Par Jeudi 3 septembre 2015 Permalink 19

« Nous voulons accueillir les réfugiés. C’est notre devoir d’humains… », et puis, « C’est simple, ils vont mourir si on ne les aide pas. Et nous ne les aidons pas… » et encore « Nos sœurs, frères en humanité nous appellent à l’aide et nous ne supportons plus le silence qui leur répond… ». Bref ces quelques phrases sont tirées de la longue diatribe incitant à signer la pétition culpabilisant l’occident concernant son accueil des réfugiés arabes.

La presse européenne bruisse aussi de cet enfant mort échoué sur une plage turque. Les journaux britanniques publient la photographie. Elle est évidemment horrible avec ce petit corps, la face contre le sable, qu’on pense encore ballotté par les vagues sur la grève. Les indignés haussent le ton en utilisant ce drame.

La déstabilisation de l’Europe occidentale prend un tour nouveau. Si l’Union Européenne n’a eu jusqu’à présent besoin de personne pour montrer son aspect inégalitaire envers les pays la composant, son manque d’efficience vis à vis du reste du monde ou encore sa conception antidémocratique, elle est dorénavant critiquée directement par des forces extérieures prenant à témoin l’opinion publique, pour être discréditée sur le plan moral, humanitaire, angle d’attaque qui n’avait pas encore été utilisé jusque là. La chair à canon que constituent tous ces réfugiés sert la guerre civilisationnelle menée par le moyen orient contre l’occident.
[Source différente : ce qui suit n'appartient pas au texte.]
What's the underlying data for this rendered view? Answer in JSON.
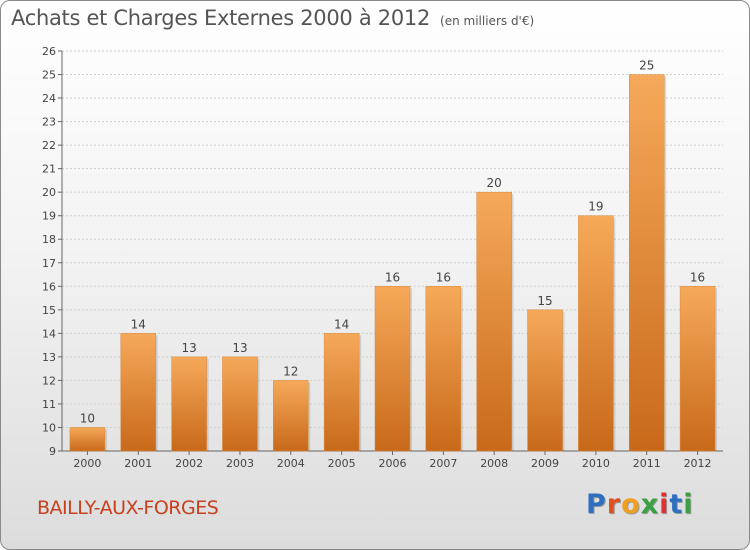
{
  "header": {
    "title": "Achats et Charges Externes 2000 à 2012",
    "unit": "(en milliers d'€)"
  },
  "footer": {
    "commune": "BAILLY-AUX-FORGES",
    "logo": "Proxiti"
  },
  "colors": {
    "bar_light": "#f6a95a",
    "bar_dark": "#c8691a",
    "commune_text": "#c8401e",
    "logo_letters": [
      "#2f6fc0",
      "#e2501e",
      "#f0a020",
      "#3aa040",
      "#e03030",
      "#2f6fc0",
      "#3aa040"
    ]
  },
  "chart_data": {
    "type": "bar",
    "title": "Achats et Charges Externes 2000 à 2012",
    "subtitle": "(en milliers d'€)",
    "categories": [
      "2000",
      "2001",
      "2002",
      "2003",
      "2004",
      "2005",
      "2006",
      "2007",
      "2008",
      "2009",
      "2010",
      "2011",
      "2012"
    ],
    "values": [
      10,
      14,
      13,
      13,
      12,
      14,
      16,
      16,
      20,
      15,
      19,
      25,
      16
    ],
    "ylim": [
      9,
      26
    ],
    "yticks": [
      9,
      10,
      11,
      12,
      13,
      14,
      15,
      16,
      17,
      18,
      19,
      20,
      21,
      22,
      23,
      24,
      25,
      26
    ],
    "grid": true,
    "legend": "none"
  }
}
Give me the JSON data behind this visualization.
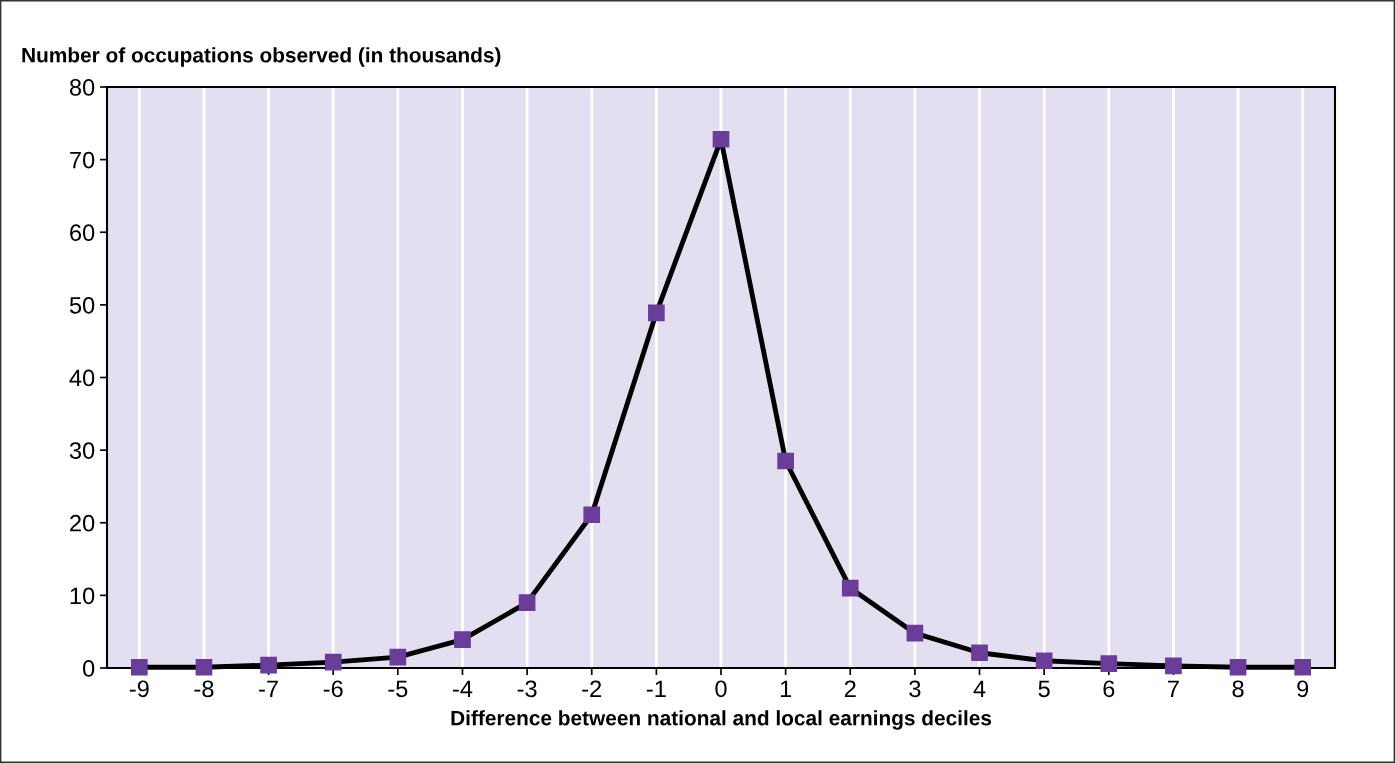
{
  "chart_data": {
    "type": "line",
    "ylabel": "Number of occupations observed (in thousands)",
    "xlabel": "Difference between national and local earnings deciles",
    "x": [
      -9,
      -8,
      -7,
      -6,
      -5,
      -4,
      -3,
      -2,
      -1,
      0,
      1,
      2,
      3,
      4,
      5,
      6,
      7,
      8,
      9
    ],
    "series": [
      {
        "color": "#000000",
        "values": [
          0.1,
          0.1,
          0.4,
          0.8,
          1.5,
          3.9,
          9.0,
          21.1,
          48.9,
          72.8,
          28.5,
          11.0,
          4.8,
          2.1,
          1.0,
          0.6,
          0.3,
          0.1,
          0.1
        ]
      }
    ],
    "marker": "square",
    "line_style": "solid",
    "grid": "x",
    "xlim": [
      -9.5,
      9.5
    ],
    "xticks": [
      -9,
      -8,
      -7,
      -6,
      -5,
      -4,
      -3,
      -2,
      -1,
      0,
      1,
      2,
      3,
      4,
      5,
      6,
      7,
      8,
      9
    ],
    "ylim": [
      0,
      80
    ],
    "yticks": [
      0,
      10,
      20,
      30,
      40,
      50,
      60,
      70,
      80
    ]
  }
}
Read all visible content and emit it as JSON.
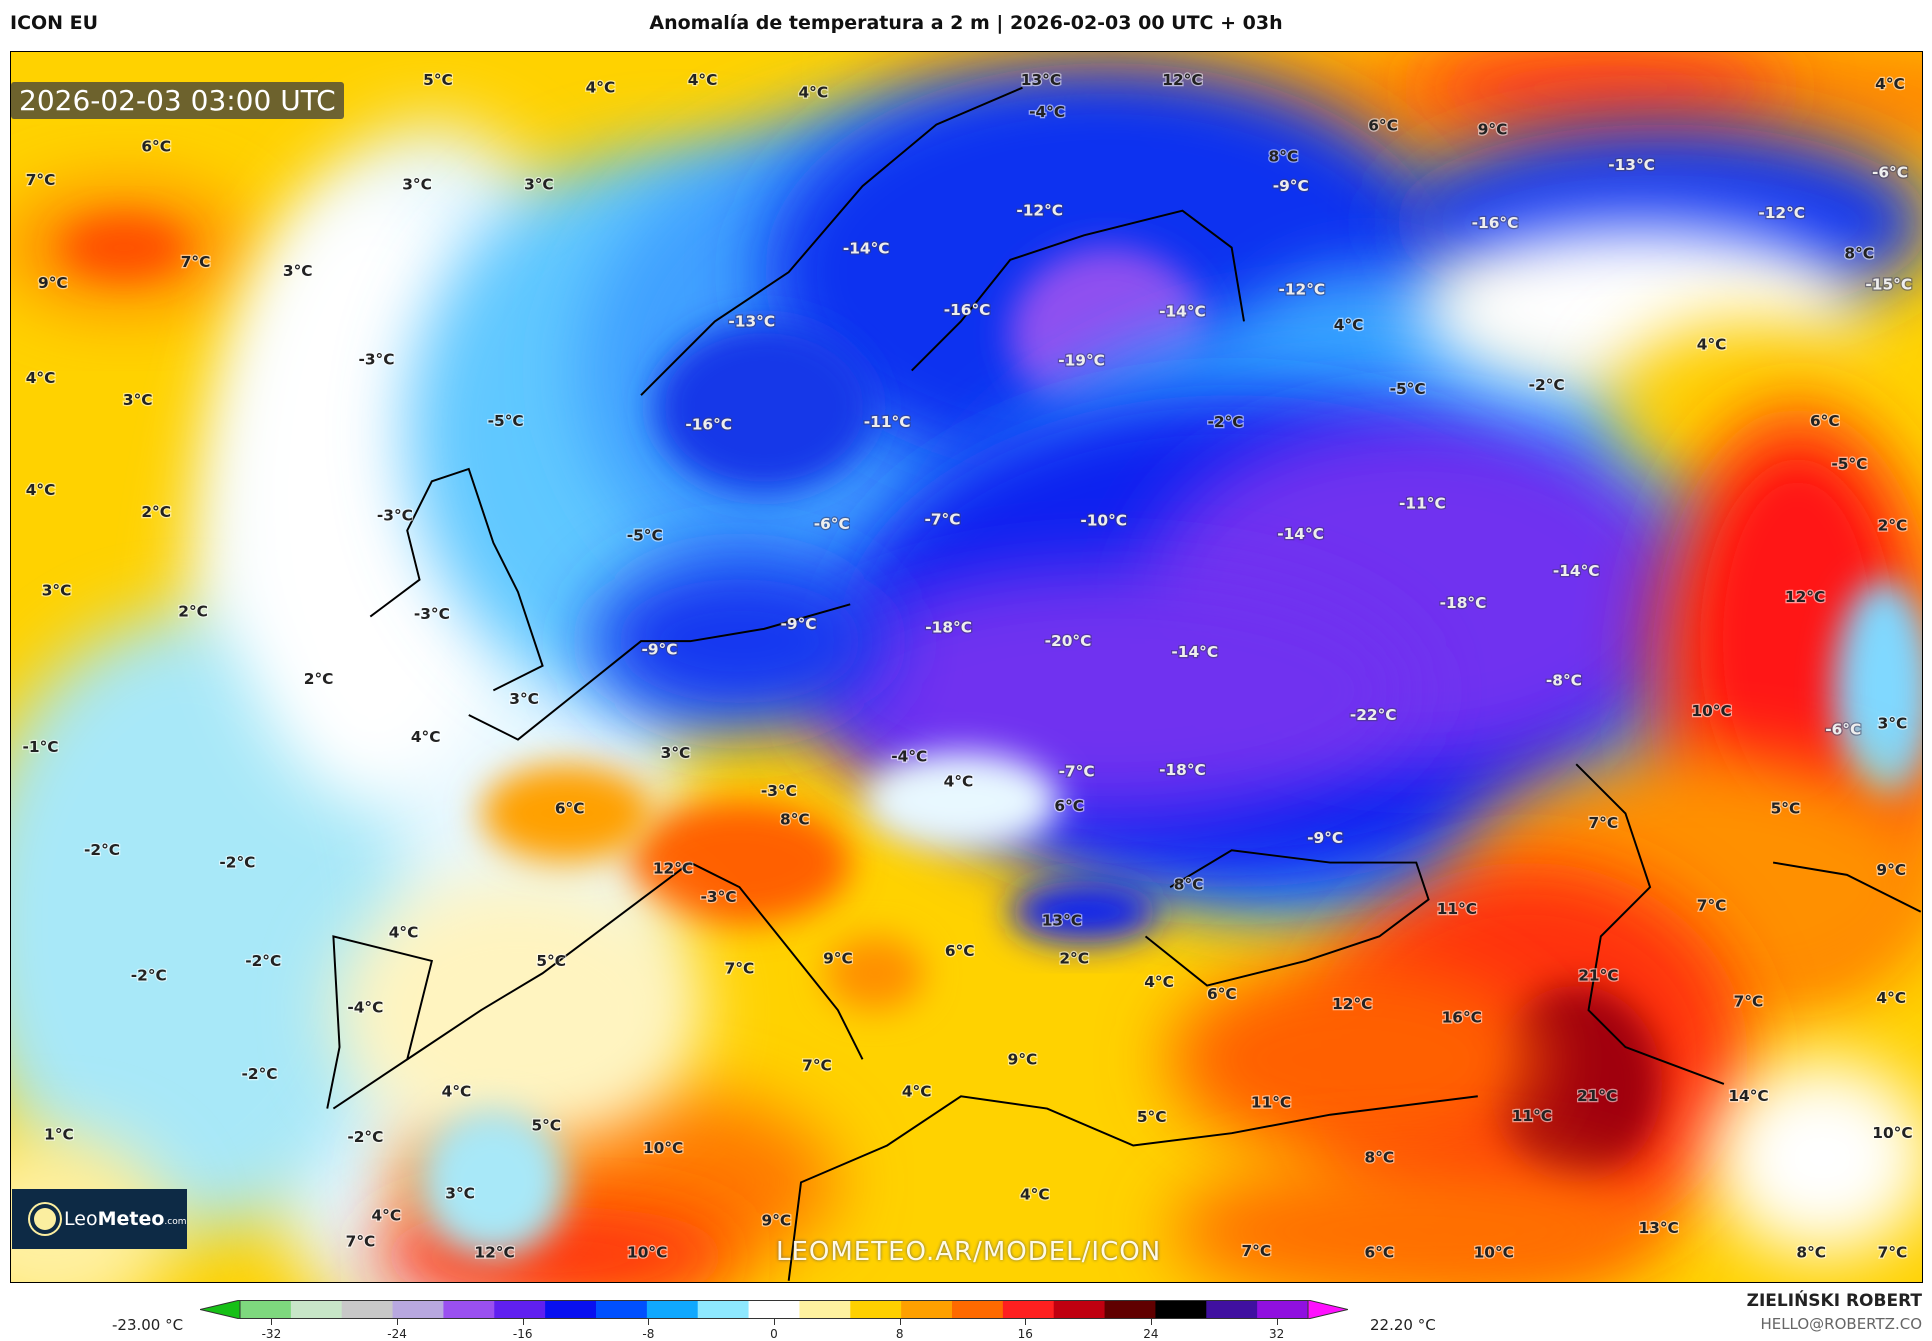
{
  "header": {
    "model": "ICON EU",
    "title": "Anomalía de temperatura a 2 m | 2026-02-03 00 UTC + 03h"
  },
  "map": {
    "timestamp": "2026-02-03 03:00 UTC",
    "watermark": "LEOMETEO.AR/MODEL/ICON",
    "logo": {
      "name": "Leo",
      "bold": "Meteo",
      "suffix": ".com"
    },
    "labels": [
      "5°C",
      "4°C",
      "4°C",
      "4°C",
      "13°C",
      "12°C",
      "4°C",
      "6°C",
      "7°C",
      "3°C",
      "3°C",
      "-4°C",
      "6°C",
      "9°C",
      "8°C",
      "-9°C",
      "-13°C",
      "-6°C",
      "7°C",
      "9°C",
      "3°C",
      "-14°C",
      "-12°C",
      "-16°C",
      "-12°C",
      "8°C",
      "-15°C",
      "-13°C",
      "-16°C",
      "-14°C",
      "-12°C",
      "4°C",
      "-3°C",
      "4°C",
      "4°C",
      "-19°C",
      "-5°C",
      "-2°C",
      "3°C",
      "-5°C",
      "-16°C",
      "-11°C",
      "-2°C",
      "6°C",
      "-5°C",
      "4°C",
      "2°C",
      "-11°C",
      "-3°C",
      "-5°C",
      "-6°C",
      "-7°C",
      "-10°C",
      "-14°C",
      "2°C",
      "-14°C",
      "3°C",
      "2°C",
      "-3°C",
      "-18°C",
      "12°C",
      "-9°C",
      "-9°C",
      "-18°C",
      "-20°C",
      "-14°C",
      "2°C",
      "3°C",
      "-8°C",
      "-22°C",
      "10°C",
      "-6°C",
      "3°C",
      "-1°C",
      "4°C",
      "3°C",
      "-4°C",
      "4°C",
      "-3°C",
      "-7°C",
      "-18°C",
      "6°C",
      "8°C",
      "6°C",
      "5°C",
      "-2°C",
      "-2°C",
      "7°C",
      "-9°C",
      "12°C",
      "8°C",
      "9°C",
      "-3°C",
      "13°C",
      "11°C",
      "7°C",
      "4°C",
      "-2°C",
      "5°C",
      "9°C",
      "6°C",
      "2°C",
      "21°C",
      "-2°C",
      "7°C",
      "6°C",
      "4°C",
      "-4°C",
      "12°C",
      "16°C",
      "7°C",
      "4°C",
      "-2°C",
      "7°C",
      "9°C",
      "4°C",
      "4°C",
      "21°C",
      "14°C",
      "11°C",
      "5°C",
      "11°C",
      "1°C",
      "5°C",
      "-2°C",
      "10°C",
      "10°C",
      "8°C",
      "3°C",
      "4°C",
      "4°C",
      "7°C",
      "9°C",
      "13°C",
      "12°C",
      "10°C",
      "7°C",
      "6°C",
      "10°C",
      "8°C",
      "7°C"
    ]
  },
  "colorbar": {
    "min_label": "-23.00 °C",
    "max_label": "22.20 °C",
    "ticks": [
      "-32",
      "-24",
      "-16",
      "-8",
      "0",
      "8",
      "16",
      "24",
      "32"
    ],
    "range": [
      -34,
      34
    ],
    "colors": [
      "#16c016",
      "#7ed87e",
      "#c8e6c8",
      "#c8c8c8",
      "#b8a8e0",
      "#9a50f0",
      "#6020f0",
      "#0810f0",
      "#0050ff",
      "#10a8ff",
      "#8ee8ff",
      "#ffffff",
      "#fff2a0",
      "#ffd000",
      "#ffa000",
      "#ff6a00",
      "#ff2020",
      "#c00010",
      "#600000",
      "#000000",
      "#4010a0",
      "#9010e0",
      "#ff10ff"
    ]
  },
  "credits": {
    "author": "ZIELIŃSKI ROBERT",
    "email": "HELLO@ROBERTZ.CO"
  }
}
A ce dernier d’assumer les désordres séculaires que cette région n’a jamais su régler et à lui d’absorber les millions de victimes migrant au gré des bombes et des dictatures. Les pays du golfe persique se gardent bien d’accueillir qui que ce soit alors qu’ils représentent la destination naturelle des populations dans le malheur de cette partie du monde. L’argent qu’ils déversent sert à diriger les syriens, les irakiens, les éthiopiens, les soudanais et toute cette misère vers l’Europe devenu un champ de bataille subtil de l’hégémonisme islamiste.

A force de culpabiliser, à force de repentance, à force de ne pas s’aimer, l’Europe se perd dans cette folie migratoire qu’elle ne sait pas comment appréhender. Les millions d’individus venant d’Afrique et du proche orient détruiront à terme le modèle occidental en le submergeant d’un mode de vie et de comportements archaïques. C’est évidemment l’européen moyen qui en subira les conséquences.